El Alma Grupal se divide repetidas veces, hasta que finalmente cada Tríada Inferior tiene su propia envoltura separada. La Tríada está todavía dentro de la envoltura de esencia elemental que la protege y la nutre. Se acerca a la individualización y el nombre de Alma Grupal ya no le corresponde estrictamente; porque es evidente que la Tríada Inferior no constituye un "grupo". Es una Tríada que se ha separado del "grupo" al que pertenecía anteriormente.

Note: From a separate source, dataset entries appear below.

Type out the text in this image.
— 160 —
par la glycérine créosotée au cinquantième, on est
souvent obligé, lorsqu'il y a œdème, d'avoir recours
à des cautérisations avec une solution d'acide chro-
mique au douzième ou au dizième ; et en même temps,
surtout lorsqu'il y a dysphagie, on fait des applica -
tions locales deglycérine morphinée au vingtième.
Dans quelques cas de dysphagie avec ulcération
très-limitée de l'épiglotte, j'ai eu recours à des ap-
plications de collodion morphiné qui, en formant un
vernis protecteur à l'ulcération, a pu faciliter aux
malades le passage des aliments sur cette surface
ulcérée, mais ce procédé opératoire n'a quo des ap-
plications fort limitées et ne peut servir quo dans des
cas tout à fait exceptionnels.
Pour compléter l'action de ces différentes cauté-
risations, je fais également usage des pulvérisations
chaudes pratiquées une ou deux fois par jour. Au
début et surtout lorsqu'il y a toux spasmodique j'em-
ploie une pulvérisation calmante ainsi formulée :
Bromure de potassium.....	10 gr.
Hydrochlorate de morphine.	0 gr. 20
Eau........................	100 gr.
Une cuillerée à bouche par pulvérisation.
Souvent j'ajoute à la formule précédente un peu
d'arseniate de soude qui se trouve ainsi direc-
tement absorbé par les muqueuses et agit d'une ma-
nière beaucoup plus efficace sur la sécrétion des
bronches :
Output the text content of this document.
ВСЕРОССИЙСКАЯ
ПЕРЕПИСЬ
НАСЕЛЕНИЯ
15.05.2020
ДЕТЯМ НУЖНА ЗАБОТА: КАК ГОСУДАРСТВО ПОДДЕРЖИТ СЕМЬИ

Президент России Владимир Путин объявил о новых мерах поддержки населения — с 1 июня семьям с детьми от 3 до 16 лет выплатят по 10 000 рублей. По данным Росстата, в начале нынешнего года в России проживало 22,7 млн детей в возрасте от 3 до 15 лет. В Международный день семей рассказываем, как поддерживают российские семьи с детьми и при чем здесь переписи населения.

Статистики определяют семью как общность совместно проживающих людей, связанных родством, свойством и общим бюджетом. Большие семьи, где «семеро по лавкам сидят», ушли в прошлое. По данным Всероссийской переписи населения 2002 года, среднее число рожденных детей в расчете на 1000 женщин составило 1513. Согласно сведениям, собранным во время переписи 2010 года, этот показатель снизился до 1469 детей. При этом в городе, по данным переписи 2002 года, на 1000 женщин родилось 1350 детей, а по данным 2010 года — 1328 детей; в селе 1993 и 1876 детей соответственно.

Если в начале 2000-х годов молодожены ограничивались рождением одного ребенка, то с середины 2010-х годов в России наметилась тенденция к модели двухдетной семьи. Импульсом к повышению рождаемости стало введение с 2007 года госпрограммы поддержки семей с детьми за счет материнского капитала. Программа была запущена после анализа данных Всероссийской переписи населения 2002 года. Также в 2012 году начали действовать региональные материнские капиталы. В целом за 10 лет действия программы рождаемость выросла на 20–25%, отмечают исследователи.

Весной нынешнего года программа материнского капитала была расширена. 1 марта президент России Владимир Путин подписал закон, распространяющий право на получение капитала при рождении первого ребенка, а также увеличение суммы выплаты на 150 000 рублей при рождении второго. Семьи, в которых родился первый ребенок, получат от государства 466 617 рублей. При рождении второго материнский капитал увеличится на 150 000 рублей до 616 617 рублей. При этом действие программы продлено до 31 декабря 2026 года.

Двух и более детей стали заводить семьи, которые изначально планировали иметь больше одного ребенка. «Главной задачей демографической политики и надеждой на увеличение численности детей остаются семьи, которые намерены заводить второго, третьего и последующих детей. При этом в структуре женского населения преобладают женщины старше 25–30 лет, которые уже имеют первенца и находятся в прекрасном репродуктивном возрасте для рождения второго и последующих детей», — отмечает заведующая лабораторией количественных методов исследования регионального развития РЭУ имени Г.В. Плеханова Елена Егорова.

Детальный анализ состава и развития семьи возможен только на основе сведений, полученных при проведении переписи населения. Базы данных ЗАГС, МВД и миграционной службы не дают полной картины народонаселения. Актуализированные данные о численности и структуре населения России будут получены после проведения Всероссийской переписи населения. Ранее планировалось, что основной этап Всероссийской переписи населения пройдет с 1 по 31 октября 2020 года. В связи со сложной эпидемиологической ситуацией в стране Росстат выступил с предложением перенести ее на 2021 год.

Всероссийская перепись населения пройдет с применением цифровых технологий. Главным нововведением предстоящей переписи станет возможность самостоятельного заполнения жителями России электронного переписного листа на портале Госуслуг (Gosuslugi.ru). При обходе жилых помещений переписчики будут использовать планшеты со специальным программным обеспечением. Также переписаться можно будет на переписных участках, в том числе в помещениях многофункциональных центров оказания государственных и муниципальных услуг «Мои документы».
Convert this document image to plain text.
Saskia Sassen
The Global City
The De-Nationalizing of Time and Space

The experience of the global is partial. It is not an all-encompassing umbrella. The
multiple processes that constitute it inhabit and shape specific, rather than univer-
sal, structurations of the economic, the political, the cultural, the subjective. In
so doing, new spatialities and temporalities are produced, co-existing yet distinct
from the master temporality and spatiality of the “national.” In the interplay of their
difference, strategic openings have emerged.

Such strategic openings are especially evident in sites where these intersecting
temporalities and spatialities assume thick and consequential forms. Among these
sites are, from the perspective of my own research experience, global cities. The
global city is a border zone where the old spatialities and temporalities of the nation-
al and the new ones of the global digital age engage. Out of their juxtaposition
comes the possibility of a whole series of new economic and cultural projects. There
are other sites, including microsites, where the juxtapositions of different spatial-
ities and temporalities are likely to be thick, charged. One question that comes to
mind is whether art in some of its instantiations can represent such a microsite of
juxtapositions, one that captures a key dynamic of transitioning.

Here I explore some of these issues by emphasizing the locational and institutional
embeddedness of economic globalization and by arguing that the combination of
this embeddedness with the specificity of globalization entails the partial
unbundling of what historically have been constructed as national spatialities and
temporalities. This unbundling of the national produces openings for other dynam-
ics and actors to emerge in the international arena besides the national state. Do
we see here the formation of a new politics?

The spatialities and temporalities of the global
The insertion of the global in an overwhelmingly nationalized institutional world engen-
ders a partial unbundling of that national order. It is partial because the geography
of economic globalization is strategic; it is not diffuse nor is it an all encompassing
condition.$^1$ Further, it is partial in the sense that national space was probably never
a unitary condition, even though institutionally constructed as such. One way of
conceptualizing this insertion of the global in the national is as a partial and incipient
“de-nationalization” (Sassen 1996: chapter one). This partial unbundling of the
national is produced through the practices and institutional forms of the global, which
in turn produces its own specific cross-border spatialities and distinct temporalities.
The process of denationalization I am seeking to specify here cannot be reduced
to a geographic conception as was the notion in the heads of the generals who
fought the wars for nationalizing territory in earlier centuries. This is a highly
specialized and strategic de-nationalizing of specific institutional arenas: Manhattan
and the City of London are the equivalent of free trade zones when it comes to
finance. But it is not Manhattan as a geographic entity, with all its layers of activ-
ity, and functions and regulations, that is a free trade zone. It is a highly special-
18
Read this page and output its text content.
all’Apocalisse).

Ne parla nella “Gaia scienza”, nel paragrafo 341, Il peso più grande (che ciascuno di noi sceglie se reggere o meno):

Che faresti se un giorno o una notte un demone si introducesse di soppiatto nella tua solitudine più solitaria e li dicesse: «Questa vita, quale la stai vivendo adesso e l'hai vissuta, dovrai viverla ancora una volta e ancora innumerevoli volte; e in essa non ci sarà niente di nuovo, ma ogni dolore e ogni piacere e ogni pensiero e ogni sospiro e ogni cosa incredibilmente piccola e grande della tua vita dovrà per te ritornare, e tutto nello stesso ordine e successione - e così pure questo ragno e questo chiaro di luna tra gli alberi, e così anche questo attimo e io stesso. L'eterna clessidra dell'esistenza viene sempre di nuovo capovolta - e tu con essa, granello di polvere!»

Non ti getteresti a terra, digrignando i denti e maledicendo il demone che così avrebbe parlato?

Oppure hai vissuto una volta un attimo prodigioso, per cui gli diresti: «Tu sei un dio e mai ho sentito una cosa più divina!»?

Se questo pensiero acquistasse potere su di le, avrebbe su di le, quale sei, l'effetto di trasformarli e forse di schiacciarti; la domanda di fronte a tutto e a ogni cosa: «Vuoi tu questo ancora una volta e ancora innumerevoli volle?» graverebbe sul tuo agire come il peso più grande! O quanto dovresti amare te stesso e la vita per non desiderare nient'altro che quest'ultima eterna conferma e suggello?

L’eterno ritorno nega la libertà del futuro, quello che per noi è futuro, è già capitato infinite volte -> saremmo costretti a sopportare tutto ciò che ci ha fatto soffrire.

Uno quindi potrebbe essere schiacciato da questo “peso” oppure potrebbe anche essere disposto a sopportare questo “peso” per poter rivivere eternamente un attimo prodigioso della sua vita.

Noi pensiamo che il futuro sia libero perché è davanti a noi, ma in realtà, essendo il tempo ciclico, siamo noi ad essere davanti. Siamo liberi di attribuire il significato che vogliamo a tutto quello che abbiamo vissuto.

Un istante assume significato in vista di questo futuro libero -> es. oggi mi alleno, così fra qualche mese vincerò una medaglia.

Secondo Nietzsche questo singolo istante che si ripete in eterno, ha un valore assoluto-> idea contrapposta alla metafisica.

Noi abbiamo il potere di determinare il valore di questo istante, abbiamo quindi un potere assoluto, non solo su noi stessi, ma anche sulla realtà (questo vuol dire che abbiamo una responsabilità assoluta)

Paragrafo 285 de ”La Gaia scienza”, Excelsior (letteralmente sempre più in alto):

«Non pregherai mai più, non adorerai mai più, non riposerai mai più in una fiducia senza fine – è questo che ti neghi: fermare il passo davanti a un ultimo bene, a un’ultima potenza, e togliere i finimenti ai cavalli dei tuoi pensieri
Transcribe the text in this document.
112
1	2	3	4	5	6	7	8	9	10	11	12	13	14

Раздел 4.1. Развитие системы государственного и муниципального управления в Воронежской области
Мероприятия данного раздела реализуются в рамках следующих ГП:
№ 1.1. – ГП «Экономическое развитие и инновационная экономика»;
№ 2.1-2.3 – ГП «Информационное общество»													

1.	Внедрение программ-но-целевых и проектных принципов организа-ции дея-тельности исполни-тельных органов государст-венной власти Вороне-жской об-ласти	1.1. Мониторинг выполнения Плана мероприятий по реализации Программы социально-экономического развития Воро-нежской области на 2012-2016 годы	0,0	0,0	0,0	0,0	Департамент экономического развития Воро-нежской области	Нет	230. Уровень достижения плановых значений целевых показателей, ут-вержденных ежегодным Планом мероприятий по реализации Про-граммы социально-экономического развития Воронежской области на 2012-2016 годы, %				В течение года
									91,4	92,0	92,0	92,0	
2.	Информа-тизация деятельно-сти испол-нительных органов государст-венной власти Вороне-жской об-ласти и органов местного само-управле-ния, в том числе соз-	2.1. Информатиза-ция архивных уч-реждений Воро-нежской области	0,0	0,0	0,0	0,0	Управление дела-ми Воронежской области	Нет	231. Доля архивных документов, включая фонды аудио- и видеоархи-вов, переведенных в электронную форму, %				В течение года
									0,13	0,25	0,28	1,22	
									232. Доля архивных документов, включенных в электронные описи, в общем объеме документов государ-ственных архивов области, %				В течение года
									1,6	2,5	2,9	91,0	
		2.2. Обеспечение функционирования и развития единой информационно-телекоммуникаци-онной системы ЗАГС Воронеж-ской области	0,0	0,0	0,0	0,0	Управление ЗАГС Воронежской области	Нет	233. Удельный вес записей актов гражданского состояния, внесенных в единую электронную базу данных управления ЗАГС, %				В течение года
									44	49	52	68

Antes de pasar a describir el proceso tan interesante de individualización, observaremos la analogía entre el animal al acercarse a la individualización, y a la vida prenatal humana. El animal en tal condición corresponde a los dos últimos meses del feto humano. Se sabe que un niño sietemesino puede nacer y sobrevivir; pero será más fuerte, más sano y más vigoroso si aprovecha otros dos meses resguardado y nutrido en el seno materno. Así también es mejor para el normal desenvolvimiento del Ego que no rompa demasiado pronto la envoltura del Alma Grupal, sino que permanezca dentro, absorbiendo la vida a través de ella y fortaleciendo con sus elementos la parte más sutil de su propio cuerpo mental. Bajo esta protección y cuando haya alcanzado el límite posible de desarrollo, entonces ha llegado el momento de que se efectúe la individualización.

El conocimiento de estos hechos ha dado motivo a veces para que los ocultistas adviertan a quienes gustan mucho de los animales, que no exageren su afecto hacia ello, ni lo demuestren imprudentemente; porque es posible acelerar inconvenientemente el desarrollo del mismo —como sabemos que puede suceder en el caso de un niño— y forzar la individualización del mismo antes de tiempo. Es evidente que es mejor dejar que se desarrolle naturalmente el animal hasta que esté debidamente preparado para la individualización, en vez de forzar ésta artificialmente, y producir dicho estado, antes de estar el mismo preparado para mantenerse solo y vivir en el mundo como entidad humana separada.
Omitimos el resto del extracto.